Dune – Edited by Joe Walker

Lawrence of Arabia is all over Dune, a smart decision given how majestic David Lean’s masterpiece still looks six decades later. But the film is also in conversation with Villeneuve’s other sci-fi works. There’s Arrival’s transcendence of time to affect the present, and Blade Runner’s quest for life purpose in the presence of a great betrayal. The thread connecting them is a protagonist who doesn’t know how much they really know, people whose journeys towards external success involves an investigation of the self–of what’s brewing inside. They’re all spiritual films in that sense, but Dune even more so. It’s hard to brush aside old age tales of “the one,” and the context around what is perceived as a “holy war,” perhaps helping explain why Frank Herbert’s novel has resonated with so many people from so many cultures in the first place. It’s storytelling at its purest and its most ancient–the type that forges a strong bond with the reader and viewer. Playing a big part in achieving this Herculean feat was the now three-time Oscar nominee Joe Walker (see also: Arrival and 12 Years a Slave). Through sophisticated and deceivingly simple edits, Walker helped create a truly larger-than-life movie spectacle that successfully translates in cinematic terms what has been called an “unfilmable novel.” Walker’s other notable credits include Sicario, Widows, and Shame.

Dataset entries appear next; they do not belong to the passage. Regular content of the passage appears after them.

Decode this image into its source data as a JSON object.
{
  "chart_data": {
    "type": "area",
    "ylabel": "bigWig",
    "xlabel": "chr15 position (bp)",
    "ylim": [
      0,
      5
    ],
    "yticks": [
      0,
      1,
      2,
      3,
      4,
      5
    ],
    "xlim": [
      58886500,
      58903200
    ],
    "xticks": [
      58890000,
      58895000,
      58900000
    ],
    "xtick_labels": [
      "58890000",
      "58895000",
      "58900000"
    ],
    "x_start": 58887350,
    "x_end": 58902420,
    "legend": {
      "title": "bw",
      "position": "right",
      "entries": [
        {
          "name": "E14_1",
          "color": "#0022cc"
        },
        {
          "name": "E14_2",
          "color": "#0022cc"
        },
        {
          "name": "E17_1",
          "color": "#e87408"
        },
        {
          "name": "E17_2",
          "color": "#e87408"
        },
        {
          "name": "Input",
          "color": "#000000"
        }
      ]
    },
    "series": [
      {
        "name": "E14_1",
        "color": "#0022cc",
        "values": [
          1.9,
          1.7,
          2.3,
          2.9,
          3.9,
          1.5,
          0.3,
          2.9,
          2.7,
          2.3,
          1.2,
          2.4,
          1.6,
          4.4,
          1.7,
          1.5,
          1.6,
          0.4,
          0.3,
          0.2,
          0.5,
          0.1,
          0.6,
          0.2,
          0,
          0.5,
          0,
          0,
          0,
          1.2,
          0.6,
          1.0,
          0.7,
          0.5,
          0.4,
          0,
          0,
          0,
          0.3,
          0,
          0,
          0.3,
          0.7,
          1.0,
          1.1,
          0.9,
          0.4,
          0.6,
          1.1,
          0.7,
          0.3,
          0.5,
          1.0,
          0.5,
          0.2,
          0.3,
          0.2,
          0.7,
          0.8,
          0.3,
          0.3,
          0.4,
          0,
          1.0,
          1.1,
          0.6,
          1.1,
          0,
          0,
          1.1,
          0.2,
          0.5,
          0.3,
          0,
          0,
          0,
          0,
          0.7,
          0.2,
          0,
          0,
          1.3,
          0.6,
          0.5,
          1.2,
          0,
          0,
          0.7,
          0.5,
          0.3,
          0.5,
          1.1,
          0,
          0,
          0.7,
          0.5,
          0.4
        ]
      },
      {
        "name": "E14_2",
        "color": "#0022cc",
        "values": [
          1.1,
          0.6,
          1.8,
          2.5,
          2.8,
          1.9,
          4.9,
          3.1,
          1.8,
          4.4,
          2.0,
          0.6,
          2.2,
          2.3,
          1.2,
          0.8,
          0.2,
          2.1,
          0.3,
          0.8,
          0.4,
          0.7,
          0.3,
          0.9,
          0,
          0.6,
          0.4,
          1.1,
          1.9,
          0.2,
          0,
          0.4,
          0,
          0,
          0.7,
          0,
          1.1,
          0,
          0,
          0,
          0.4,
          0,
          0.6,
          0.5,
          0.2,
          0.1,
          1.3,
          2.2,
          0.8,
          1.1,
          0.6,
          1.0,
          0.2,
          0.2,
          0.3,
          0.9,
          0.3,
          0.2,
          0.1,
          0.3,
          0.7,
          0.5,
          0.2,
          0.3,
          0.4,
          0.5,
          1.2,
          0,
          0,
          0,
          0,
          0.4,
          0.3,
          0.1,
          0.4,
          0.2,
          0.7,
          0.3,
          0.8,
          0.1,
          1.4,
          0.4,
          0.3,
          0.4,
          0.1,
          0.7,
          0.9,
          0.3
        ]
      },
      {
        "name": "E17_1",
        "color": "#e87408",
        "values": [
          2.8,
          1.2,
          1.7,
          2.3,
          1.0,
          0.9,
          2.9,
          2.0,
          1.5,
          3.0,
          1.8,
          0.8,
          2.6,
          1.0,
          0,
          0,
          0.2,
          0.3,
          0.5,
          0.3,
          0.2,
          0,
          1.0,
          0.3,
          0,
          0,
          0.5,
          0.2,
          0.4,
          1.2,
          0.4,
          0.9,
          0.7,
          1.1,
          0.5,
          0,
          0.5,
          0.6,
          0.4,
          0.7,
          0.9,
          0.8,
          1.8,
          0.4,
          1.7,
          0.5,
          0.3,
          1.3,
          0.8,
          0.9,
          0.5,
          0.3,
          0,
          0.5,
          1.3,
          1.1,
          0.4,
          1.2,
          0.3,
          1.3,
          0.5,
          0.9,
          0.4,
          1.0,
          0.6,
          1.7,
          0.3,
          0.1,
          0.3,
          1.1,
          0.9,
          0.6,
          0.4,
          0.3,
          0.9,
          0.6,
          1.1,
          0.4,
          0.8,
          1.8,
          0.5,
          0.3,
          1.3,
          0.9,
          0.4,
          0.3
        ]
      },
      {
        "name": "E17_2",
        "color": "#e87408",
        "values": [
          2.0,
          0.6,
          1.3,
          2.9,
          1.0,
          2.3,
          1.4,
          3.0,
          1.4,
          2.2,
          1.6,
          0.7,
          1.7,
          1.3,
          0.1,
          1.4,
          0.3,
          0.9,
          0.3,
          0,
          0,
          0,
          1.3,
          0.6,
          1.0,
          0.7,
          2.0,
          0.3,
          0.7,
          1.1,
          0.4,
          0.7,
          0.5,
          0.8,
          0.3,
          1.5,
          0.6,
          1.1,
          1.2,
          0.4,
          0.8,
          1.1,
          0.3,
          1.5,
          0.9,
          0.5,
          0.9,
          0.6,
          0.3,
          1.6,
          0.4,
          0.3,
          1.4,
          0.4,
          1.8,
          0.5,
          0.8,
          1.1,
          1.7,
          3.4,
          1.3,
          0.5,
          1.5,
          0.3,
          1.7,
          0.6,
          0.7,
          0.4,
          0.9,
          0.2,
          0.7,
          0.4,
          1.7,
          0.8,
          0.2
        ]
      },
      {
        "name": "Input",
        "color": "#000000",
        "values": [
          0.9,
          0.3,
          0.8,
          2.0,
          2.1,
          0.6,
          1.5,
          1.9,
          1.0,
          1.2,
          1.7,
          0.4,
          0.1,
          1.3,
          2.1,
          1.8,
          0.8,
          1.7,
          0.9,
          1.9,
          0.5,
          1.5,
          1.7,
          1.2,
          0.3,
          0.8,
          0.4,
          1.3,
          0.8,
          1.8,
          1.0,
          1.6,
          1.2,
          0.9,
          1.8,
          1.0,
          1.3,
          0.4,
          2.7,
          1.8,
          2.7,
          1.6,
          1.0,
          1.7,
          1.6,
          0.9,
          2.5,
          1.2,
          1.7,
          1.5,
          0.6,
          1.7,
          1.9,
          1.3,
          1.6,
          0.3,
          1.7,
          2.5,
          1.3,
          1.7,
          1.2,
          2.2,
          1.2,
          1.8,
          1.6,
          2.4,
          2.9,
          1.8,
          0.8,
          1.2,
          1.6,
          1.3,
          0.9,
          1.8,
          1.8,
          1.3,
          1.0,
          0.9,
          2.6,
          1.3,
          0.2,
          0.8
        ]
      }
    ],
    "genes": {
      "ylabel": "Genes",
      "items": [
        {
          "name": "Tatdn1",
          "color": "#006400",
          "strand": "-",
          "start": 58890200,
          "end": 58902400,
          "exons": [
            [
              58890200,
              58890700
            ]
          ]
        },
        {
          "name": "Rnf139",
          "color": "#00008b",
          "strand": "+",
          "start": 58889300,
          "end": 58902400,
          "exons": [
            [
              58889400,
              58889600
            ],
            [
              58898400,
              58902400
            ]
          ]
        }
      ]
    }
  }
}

King Richard – Edited by Pamela Martin

Based on an excellent script by Zach Baylin, and directed with gusto and craftsmanship by Reinaldo Marcus Green, King Richard centers on the uncompromising Richard Williams and his obsession to make his daughters, Venus and Serena, the greatest tennis players in the history of the sport. While we’ve been given stories of inspirational coaches before, we’ve never quite seen this type of emphasis on the man behind the talent. Lots of tennis balls are hit throughout, but the drama isn’t really in the matches (we know how that story ends).

The games almost seem like an afterthought, merely a necessity in order to advance the character work. It works, mainly due to exceptional performances and Pamela Martin’s effective and classy editing, who builds suspense out of the mundane and cuts the family’s arguments like an action movie. Martin’s been cutting for almost 30 years, and some of her notable credits include Little Miss Sunshine, The Fighter, and Battle of the Sexes.

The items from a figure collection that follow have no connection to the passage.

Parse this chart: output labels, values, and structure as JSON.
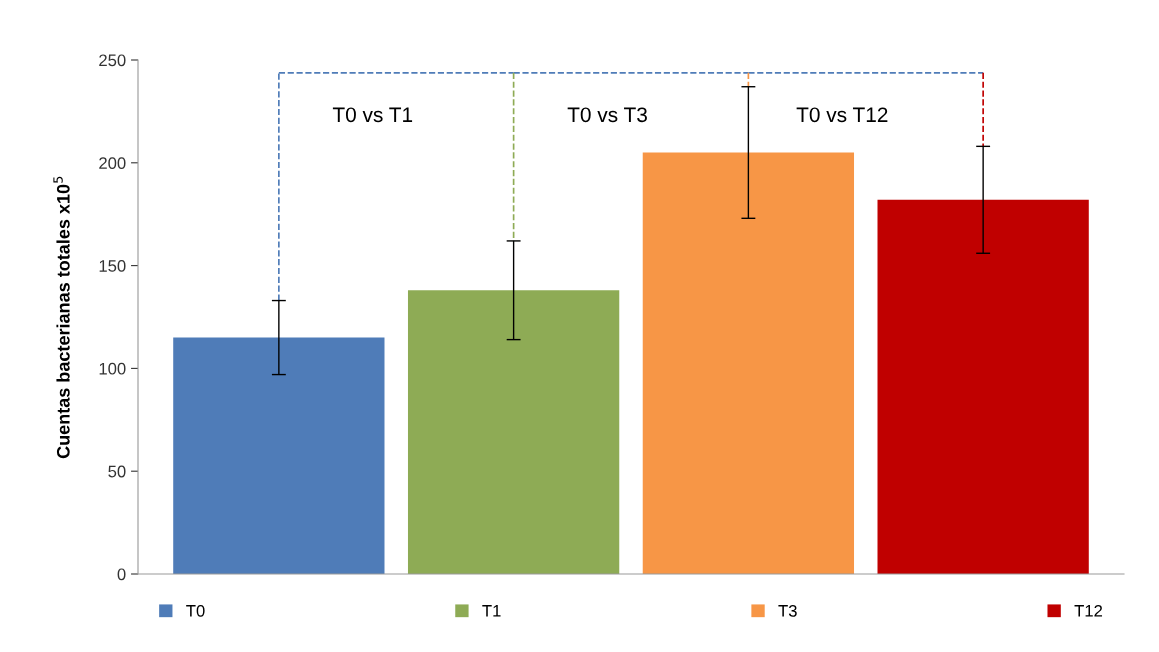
{
  "chart_data": {
    "type": "bar",
    "ylabel": "Cuentas bacterianas totales x10$^{5}$",
    "categories": [
      null,
      null,
      null,
      null
    ],
    "series": [
      {
        "name": "T0",
        "color": "#4f7cb8",
        "values": [
          115,
          null,
          null,
          null
        ],
        "errors": [
          18,
          null,
          null,
          null
        ]
      },
      {
        "name": "T1",
        "color": "#8eab55",
        "values": [
          null,
          138,
          null,
          null
        ],
        "errors": [
          null,
          24,
          null,
          null
        ]
      },
      {
        "name": "T3",
        "color": "#f79646",
        "values": [
          null,
          null,
          205,
          null
        ],
        "errors": [
          null,
          null,
          32,
          null
        ]
      },
      {
        "name": "T12",
        "color": "#c00000",
        "values": [
          null,
          null,
          null,
          182
        ],
        "errors": [
          null,
          null,
          null,
          26
        ]
      }
    ],
    "ylim": [
      0,
      250
    ],
    "yticks": [
      0,
      50,
      100,
      150,
      200,
      250
    ],
    "tick_labels": "y",
    "grid": false,
    "legend": "bottom",
    "annotations": [
      "T0 vs T1",
      "T0 vs T3",
      "T0 vs T12"
    ]
  }
}
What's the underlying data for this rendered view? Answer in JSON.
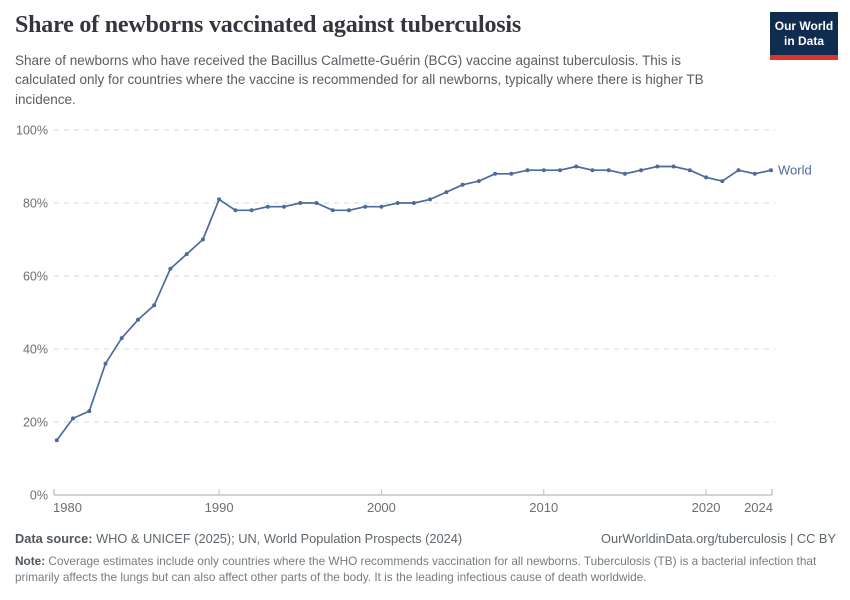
{
  "header": {
    "title": "Share of newborns vaccinated against tuberculosis",
    "subtitle": "Share of newborns who have received the Bacillus Calmette-Guérin (BCG) vaccine against tuberculosis. This is calculated only for countries where the vaccine is recommended for all newborns, typically where there is higher TB incidence.",
    "logo": {
      "line1": "Our World",
      "line2": "in Data",
      "bg_color": "#102d50",
      "accent_color": "#dc352b"
    }
  },
  "chart_data": {
    "type": "line",
    "title": "Share of newborns vaccinated against tuberculosis",
    "xlabel": "",
    "ylabel": "",
    "ylim": [
      0,
      100
    ],
    "yticks": [
      0,
      20,
      40,
      60,
      80,
      100
    ],
    "ytick_suffix": "%",
    "xticks": [
      1980,
      1990,
      2000,
      2010,
      2020,
      2024
    ],
    "grid": "dashed-horizontal",
    "legend_position": "end-of-line",
    "line_color": "#4c6a9c",
    "x": [
      1980,
      1981,
      1982,
      1983,
      1984,
      1985,
      1986,
      1987,
      1988,
      1989,
      1990,
      1991,
      1992,
      1993,
      1994,
      1995,
      1996,
      1997,
      1998,
      1999,
      2000,
      2001,
      2002,
      2003,
      2004,
      2005,
      2006,
      2007,
      2008,
      2009,
      2010,
      2011,
      2012,
      2013,
      2014,
      2015,
      2016,
      2017,
      2018,
      2019,
      2020,
      2021,
      2022,
      2023,
      2024
    ],
    "series": [
      {
        "name": "World",
        "color": "#4c6a9c",
        "values": [
          15,
          21,
          23,
          36,
          43,
          48,
          52,
          62,
          66,
          70,
          81,
          78,
          78,
          79,
          79,
          80,
          80,
          78,
          78,
          79,
          79,
          80,
          80,
          81,
          83,
          85,
          86,
          88,
          88,
          89,
          89,
          89,
          90,
          89,
          89,
          88,
          89,
          90,
          90,
          89,
          87,
          86,
          89,
          88,
          89
        ]
      }
    ]
  },
  "footer": {
    "source_label": "Data source:",
    "source_text": " WHO & UNICEF (2025); UN, World Population Prospects (2024)",
    "attribution": "OurWorldinData.org/tuberculosis | CC BY",
    "note_label": "Note:",
    "note_text": " Coverage estimates include only countries where the WHO recommends vaccination for all newborns. Tuberculosis (TB) is a bacterial infection that primarily affects the lungs but can also affect other parts of the body. It is the leading infectious cause of death worldwide."
  }
}
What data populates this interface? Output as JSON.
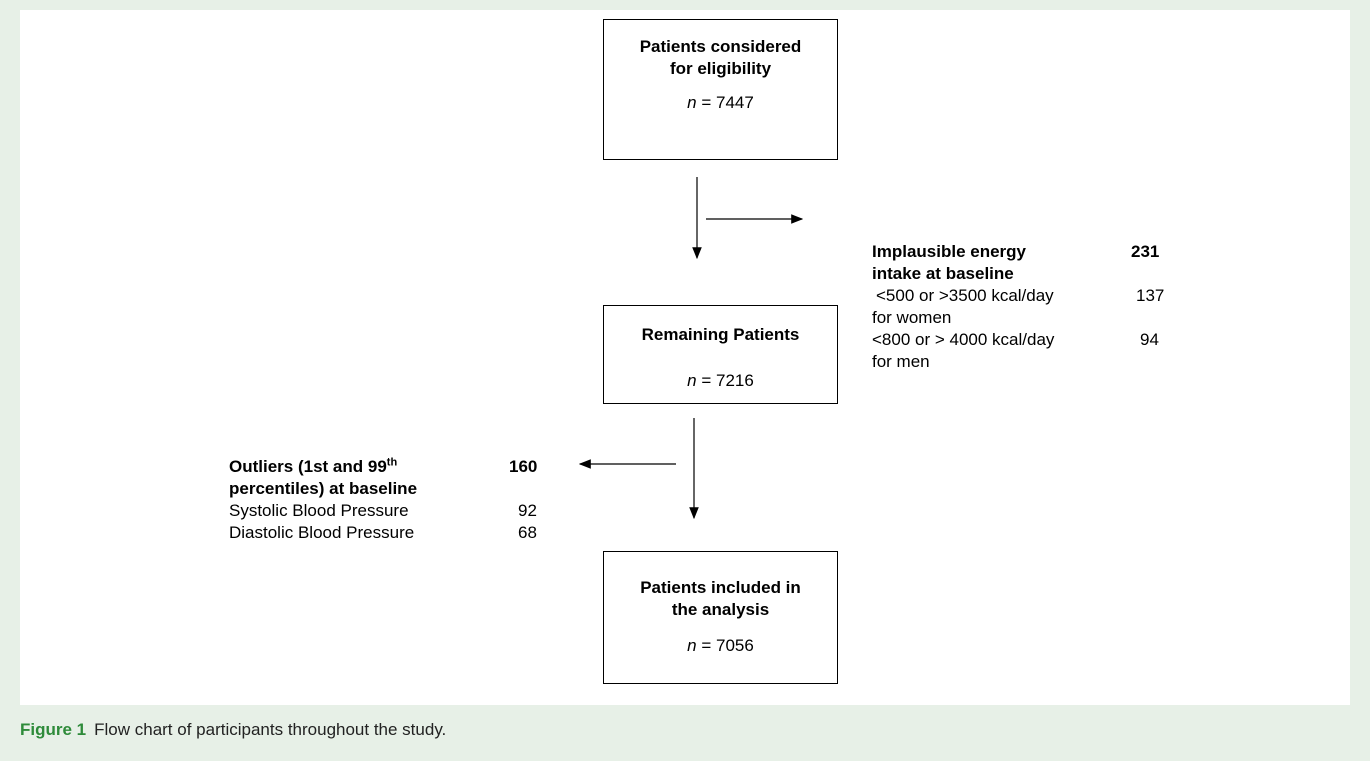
{
  "boxes": [
    {
      "title": [
        "Patients considered",
        "for eligibility"
      ],
      "n": {
        "symbol": "n",
        "value": "= 7447"
      }
    },
    {
      "title": [
        "Remaining Patients"
      ],
      "n": {
        "symbol": "n",
        "value": "= 7216"
      }
    },
    {
      "title": [
        "Patients included in",
        "the analysis"
      ],
      "n": {
        "symbol": "n",
        "value": "= 7056"
      }
    }
  ],
  "exclusion_energy": {
    "title": [
      "Implausible energy",
      "intake at baseline"
    ],
    "count": 231,
    "items": [
      {
        "label": [
          "<500 or >3500 kcal/day",
          "for women"
        ],
        "count": 137
      },
      {
        "label": [
          "<800 or > 4000 kcal/day",
          "for men"
        ],
        "count": 94
      }
    ]
  },
  "exclusion_outliers": {
    "title_start": "Outliers (1st and 99",
    "title_sup": "th",
    "title_end": "percentiles) at baseline",
    "count": 160,
    "items": [
      {
        "label": "Systolic Blood Pressure",
        "count": 92
      },
      {
        "label": "Diastolic Blood Pressure",
        "count": 68
      }
    ]
  },
  "caption": {
    "label": "Figure 1",
    "text": "Flow chart of participants throughout the study."
  }
}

The Power of the Dog – Edited by Peter Sciberras

“We only used wide landscapes and wide shots in a story-based way, only using them when it was supporting a feeling or setting up a feeling on the way to a scene, like a foreboding or a tension.” That’s from the interview Sciberras gave fellow Evercast writer, Ben Mehlman, earlier this year. In it, he conveys how important it was for Jane Campion to build and maintain tension throughout the film’s 128-minute runtime, while alluding to the psychological complexity of the main characters. The challenge of providing a nuanced exploration of sadistic behavior showcases Sciberras’ keen eye and strong sense of pace and rhythm. Before working with Campion, Sciberras collaborated with Australian filmmaker, David Michôd, on The Rover, The King, and War Machine, meaning he was no stranger to desert landscapes, family sagas, and unexpected violence. 

Tick, Tick… Boom! – Edited by Myron Kerstein & Andrew Weisblum

Perhaps the most unexpected entry on this list, Tick, Tick… Boom! took the spot many thought was going to Belfast, Licorice Pizza, or No Time to Die. Lin Manuel Miranda’s film follows the life of Rent creator Jonathan Larson on the days leading up to his 30th birthday, and delivers a touching and heartbreaking portrait of a creative force in search of his place in the world.

Front and center is Andrew Garfield, who can claim this as one of his finest performances. The other stars are Evercast users, Myron Kerstein and Andrew Weisblum, who take up the momentous task of intercutting several sequences with a great sense of clarity and narrative cohesion. Cutting “Therapy” was a particular challenge, as they tell Variety, but the whole experience required an incredible amount of precision in order to elicit an honest and emotional response. Kerstein is also the editor of In the Heights, Crazy Rich Asians, and Garden State; while Weisblum edited The French Dispatch, The Eyes of Tommy Faye, and Black Swan.